Hi all, I'm 37 and was just diagnosed stage IV de novo a few weeks ago. I'm married, but no kids. I'm still in shock, but these boards have been invaluable in helping me start this journey.

Tinyturtle, my heart aches for you and your loved ones. I have a coworker who was diagnosed with MS in his 30's back in the late nineties. While he has been slowly deteriorating physically, he is still able to walk unassisted and work a full time job twenty years later. There's no guarantee that your friend will, but there is a lot of hope.

As far as social security, have you looked into their "Trial Work" period? This would allow you to go back to work for 9 months out of every 5 year period without losing your social security benefits. The nine months do not have to be consecutive, and months in which you make less than a certain amount do not count.

Becs, hugs. You've been picked by nature's unfair lottery to carry a much heavier burden than most, and I'm hoping that treatments will make it easier to carry and allow you to continue for a long way. I know what you mean about wanting to outlive your parents. There are days where I feel almost relief that my parents are both gone and I don't have to tell them that I, too, will probably go before my time.
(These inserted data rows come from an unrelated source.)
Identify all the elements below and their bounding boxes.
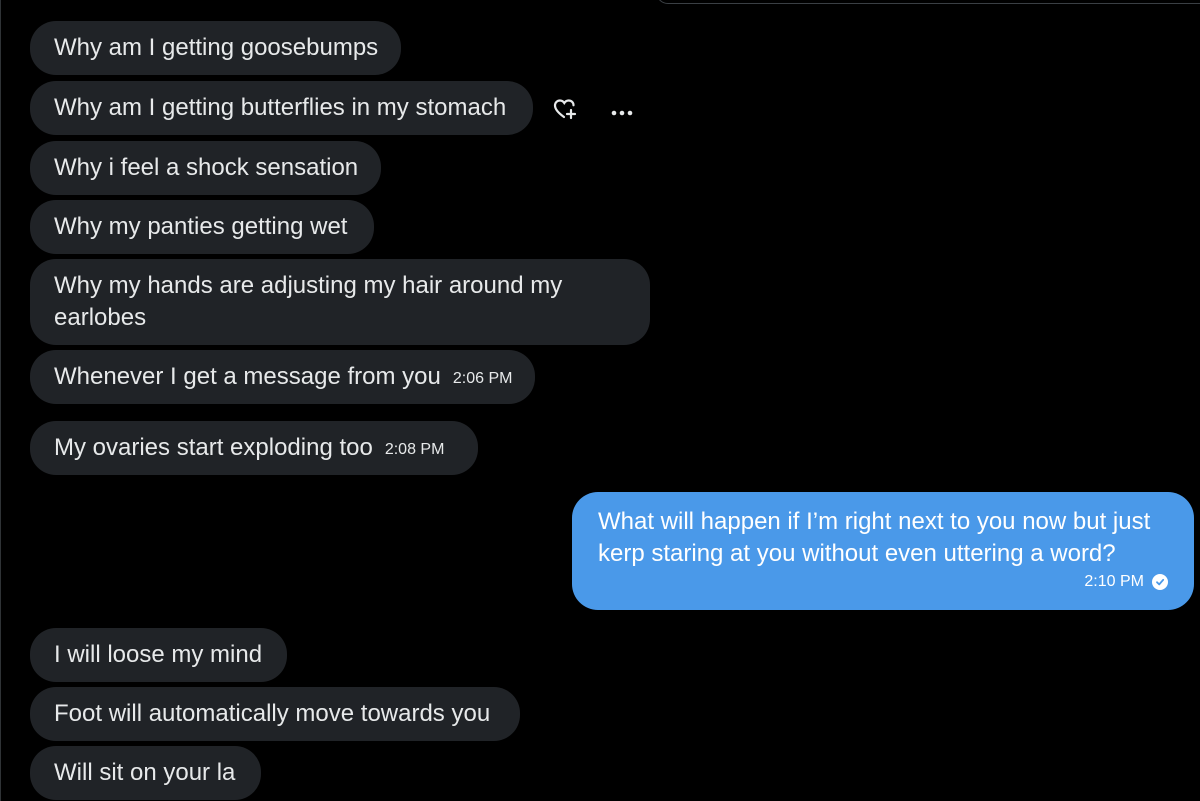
message-text: Foot will automatically move towards you: [54, 700, 491, 727]
message-text: Why am I getting butterflies in my stoma…: [54, 94, 507, 121]
message-text: Why my panties getting wet: [54, 213, 348, 240]
message-text: Will sit on your la: [54, 759, 236, 786]
message-bubble[interactable]: Why am I getting butterflies in my stoma…: [30, 81, 533, 135]
sent-message-bubble[interactable]: What will happen if I’m right next to yo…: [572, 492, 1194, 610]
message-text: Why am I getting goosebumps: [54, 34, 379, 61]
panel-divider: [0, 0, 1, 801]
read-check-icon: [1152, 574, 1168, 590]
message-bubble[interactable]: Whenever I get a message from you 2:06 P…: [30, 350, 535, 404]
message-bubble[interactable]: I will loose my mind: [30, 628, 287, 682]
message-bubble[interactable]: Why my panties getting wet: [30, 200, 374, 254]
message-bubble[interactable]: My ovaries start exploding too 2:08 PM: [30, 421, 478, 475]
message-text: Why my hands are adjusting my hair aroun…: [54, 272, 563, 331]
message-timestamp: 2:06 PM: [452, 370, 513, 387]
message-timestamp: 2:08 PM: [384, 441, 445, 458]
message-text: Why i feel a shock sensation: [54, 154, 359, 181]
message-text: Whenever I get a message from you: [54, 363, 441, 390]
message-text: What will happen if I’m right next to yo…: [598, 508, 1151, 567]
more-dots-icon[interactable]: [610, 104, 634, 116]
top-input-outline: [656, 0, 1200, 4]
message-meta: 2:10 PM: [1084, 566, 1168, 598]
message-bubble[interactable]: Why am I getting goosebumps: [30, 21, 401, 75]
message-bubble[interactable]: Will sit on your la: [30, 746, 261, 800]
message-text: My ovaries start exploding too: [54, 434, 373, 461]
message-text: I will loose my mind: [54, 641, 263, 668]
message-bubble[interactable]: Why my hands are adjusting my hair aroun…: [30, 259, 650, 345]
message-timestamp: 2:10 PM: [1084, 573, 1144, 590]
message-bubble[interactable]: Foot will automatically move towards you: [30, 687, 520, 741]
heart-plus-icon[interactable]: [553, 97, 579, 121]
message-bubble[interactable]: Why i feel a shock sensation: [30, 141, 381, 195]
Netta and JFL, I feel similarly about being caught between family, career and personal wishes. I made a big career switch a year ago, at the age of 41. Even though it entailed longer hours and a smaller paycheck, it opened the doors to exciting opportunities down the road. A week before I found the lump that was going to turn into a stage IV diagnosis I had an admissions interview with a top 5 law school. I had already been accepted to a few smaller schools, including a part time program, but this was my dream come true school. I was on top of the world.
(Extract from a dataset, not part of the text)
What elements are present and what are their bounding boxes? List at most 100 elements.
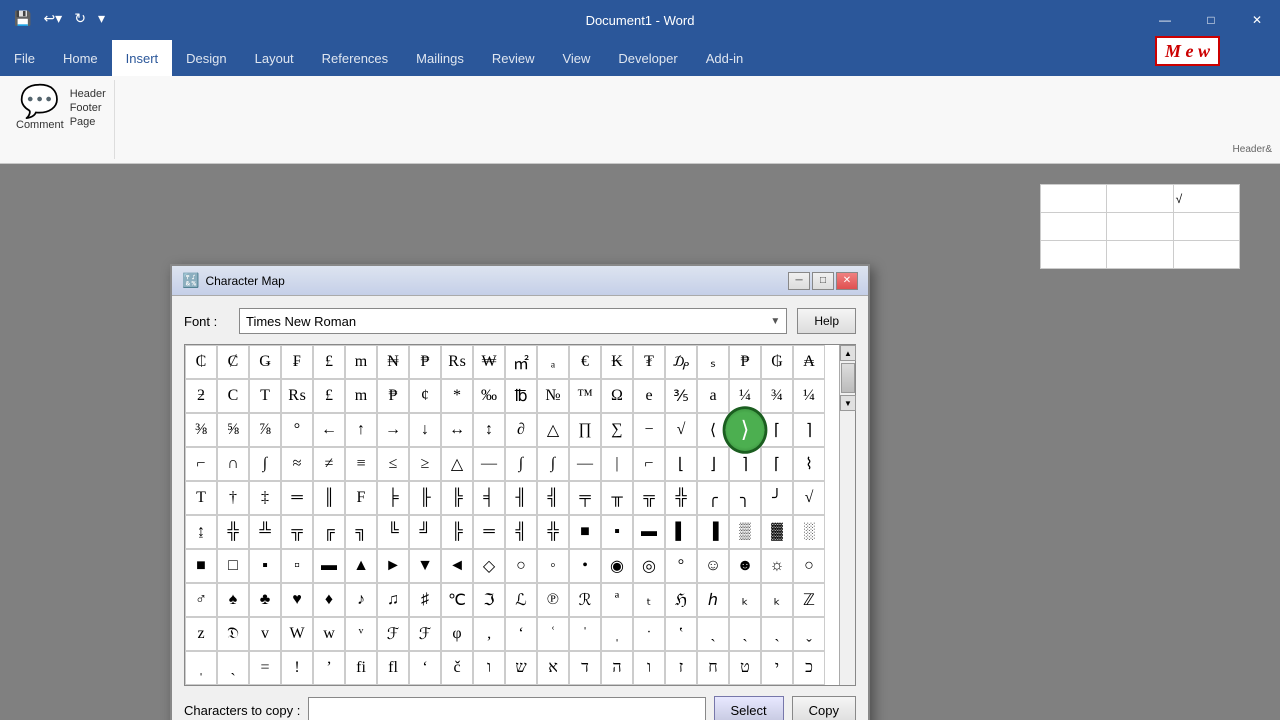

Now I don't know. I feel like Tom Brady when he got sacked by the Eagles - arm still tense, throwing hard the ball of air that was left in his hand after someone had knocked the real ball away. I think that if I got admitted to that school a big part of me would still want to go. I don't think I'm ready to fully admit that the me who "could do it all" is no longer there, even though I look and act largely the same. I want so much to hold onto the part of me that's not a cancer patient and make decisions as if I will still be around ten years down the road. But on the other hand, is this personal dream worth the hard work and time not spent with my family and the vacations not taken if I can't count on what comes after? Is it fair to my husband and little girl? Could I even do it, with the fatigue and the appointments and the constant threat that I might be dead or very, very ill before I get to take the bar? Wouldn't it be nice to just rest instead? Would that feel like I'm just waiting to die?
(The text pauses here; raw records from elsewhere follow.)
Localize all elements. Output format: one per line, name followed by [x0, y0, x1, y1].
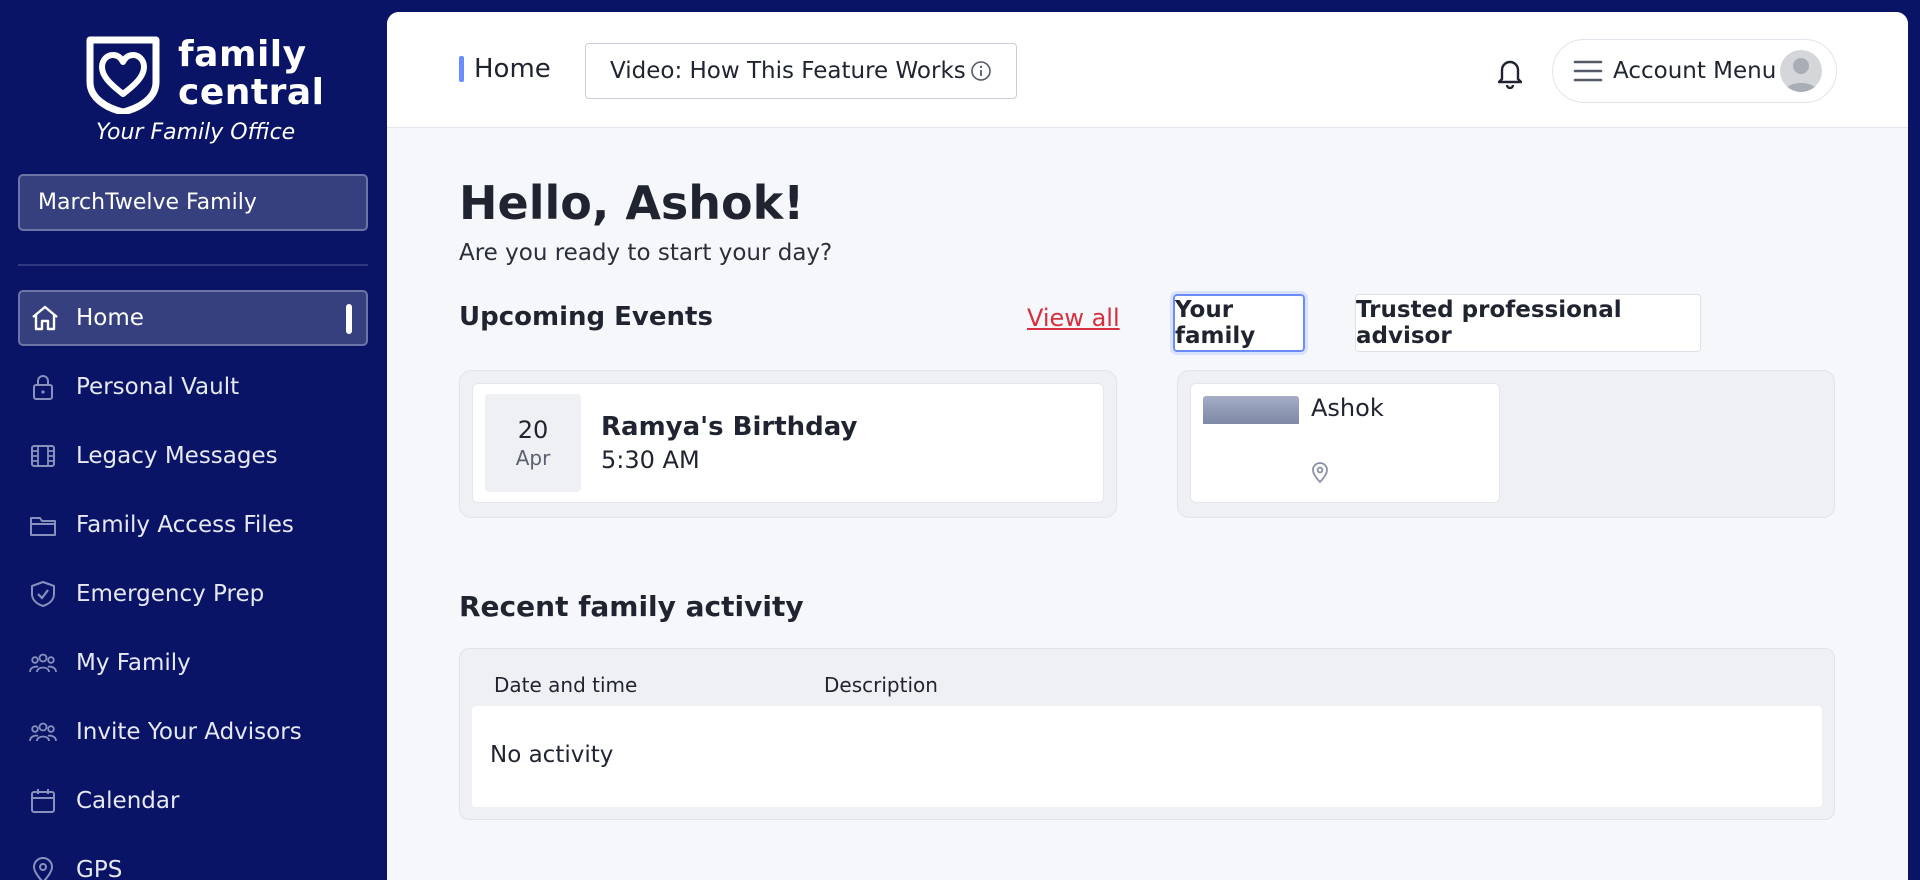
sidebar-item-family-access-files[interactable]: Family Access Files — [18, 497, 368, 553]
notification-bell-icon[interactable] — [1494, 55, 1526, 89]
user-avatar-icon — [1785, 58, 1817, 92]
event-date-month: Apr — [515, 446, 551, 470]
shield-check-icon — [31, 581, 55, 607]
sidebar-item-label: Home — [76, 305, 144, 331]
event-time: 5:30 AM — [601, 446, 700, 474]
calendar-icon — [31, 789, 55, 813]
activity-table-body: No activity — [472, 706, 1822, 807]
breadcrumb-accent — [459, 56, 464, 82]
account-menu-label: Account Menu — [1613, 58, 1777, 84]
active-indicator — [346, 304, 352, 334]
sidebar-nav: Home Personal Vault Legacy Messages Fami… — [18, 290, 368, 880]
sidebar-item-emergency-prep[interactable]: Emergency Prep — [18, 566, 368, 622]
sidebar-item-my-family[interactable]: My Family — [18, 635, 368, 691]
sidebar-item-calendar[interactable]: Calendar — [18, 773, 368, 829]
column-header-date: Date and time — [494, 673, 638, 697]
people-icon — [29, 653, 57, 673]
sidebar-item-invite-your-advisors[interactable]: Invite Your Advisors — [18, 704, 368, 760]
tab-trusted-professional-advisor[interactable]: Trusted professional advisor — [1355, 294, 1701, 352]
event-card[interactable]: 20 Apr Ramya's Birthday 5:30 AM — [472, 383, 1104, 503]
family-member-card[interactable]: Ashok — [1190, 383, 1500, 503]
family-central-logo[interactable]: family central Your Family Office — [84, 34, 324, 154]
sidebar-divider — [18, 264, 368, 266]
sidebar-item-label: Legacy Messages — [76, 443, 278, 469]
sidebar-item-legacy-messages[interactable]: Legacy Messages — [18, 428, 368, 484]
main-panel: Home Video: How This Feature Works Accou… — [387, 12, 1908, 880]
account-menu-button[interactable]: Account Menu — [1552, 39, 1837, 103]
greeting-subtitle: Are you ready to start your day? — [459, 240, 833, 266]
recent-activity-title: Recent family activity — [459, 590, 804, 623]
sidebar-item-label: Personal Vault — [76, 374, 240, 400]
event-name: Ramya's Birthday — [601, 412, 858, 442]
video-how-it-works-button[interactable]: Video: How This Feature Works — [585, 43, 1017, 99]
event-date: 20 Apr — [485, 394, 581, 492]
member-name: Ashok — [1311, 394, 1384, 422]
tab-your-family[interactable]: Your family — [1170, 291, 1308, 355]
sidebar-item-label: Family Access Files — [76, 512, 294, 538]
upcoming-events-title: Upcoming Events — [459, 302, 713, 332]
greeting-title: Hello, Ashok! — [459, 176, 805, 230]
column-header-description: Description — [824, 673, 938, 697]
folder-icon — [30, 517, 56, 536]
heart-shield-logo-icon — [86, 36, 160, 114]
upcoming-events-panel: 20 Apr Ramya's Birthday 5:30 AM — [459, 370, 1117, 518]
empty-state-text: No activity — [490, 742, 614, 768]
logo-tagline: Your Family Office — [96, 120, 296, 145]
sidebar-item-personal-vault[interactable]: Personal Vault — [18, 359, 368, 415]
event-date-day: 20 — [517, 416, 549, 444]
view-all-events-link[interactable]: View all — [1027, 304, 1120, 332]
sidebar-item-label: Invite Your Advisors — [76, 719, 302, 745]
logo-line-1: family — [178, 34, 307, 75]
logo-wordmark: family central — [178, 36, 324, 112]
sidebar-item-gps[interactable]: GPS — [18, 842, 368, 880]
member-photo — [1203, 396, 1299, 424]
family-selector[interactable]: MarchTwelve Family — [18, 174, 368, 231]
lock-icon — [33, 375, 53, 400]
sidebar-item-home[interactable]: Home — [18, 290, 368, 346]
sidebar-item-label: Emergency Prep — [76, 581, 265, 607]
location-pin-icon — [32, 857, 54, 880]
film-icon — [31, 445, 55, 467]
info-icon — [971, 61, 991, 81]
logo-line-2: central — [178, 72, 325, 113]
sidebar-item-label: Calendar — [76, 788, 180, 814]
family-members-panel: Ashok — [1177, 370, 1835, 518]
location-pin-icon — [1312, 462, 1328, 484]
family-selector-value: MarchTwelve Family — [38, 190, 257, 215]
sidebar-item-label: My Family — [76, 650, 191, 676]
avatar — [1780, 50, 1822, 92]
video-button-label: Video: How This Feature Works — [610, 58, 966, 84]
top-bar: Home Video: How This Feature Works Accou… — [387, 12, 1908, 128]
breadcrumb: Home — [474, 54, 551, 84]
activity-table: Date and time Description No activity — [459, 648, 1835, 820]
home-icon — [32, 305, 58, 331]
sidebar: family central Your Family Office MarchT… — [0, 0, 387, 880]
sidebar-item-label: GPS — [76, 857, 123, 880]
people-icon — [29, 722, 57, 742]
hamburger-menu-icon — [1573, 60, 1603, 82]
I know you ladies can't answer this question for me. And it frustrates the heck out of me that I can't, either. At least not yet.

Piggy99: After having stayed at home for 6 months following my de novo stage 4 dx, I have recently decided a apply for a rehab to improve my physical and mental fitness. Afterwards, I will go back into my job as it feels arkward not to be working any more. However, I will not go back full-time, because I do not have the strength to do so and need some rest after lunch. And - most importantly - I want to spend more time with my kids. I want to create as many memories for them on how mummy was as I can to give them something to cling to later on. But since they are in school during the morning anyways, I may as well use this time doing something useful, which in my case is working (I work in a pharma company and ensure that new medication is transferred to large-scale production lines before applying for approval, so it is actually a job that other people truely benefit from, which is one of my purpose-of-life puzzle pieces). I really hope that you will find your right path as to how to re-arrange your life as well. And I certainly hope for all of us that our treatment will be long lasting to make us live our decisions for quite some time.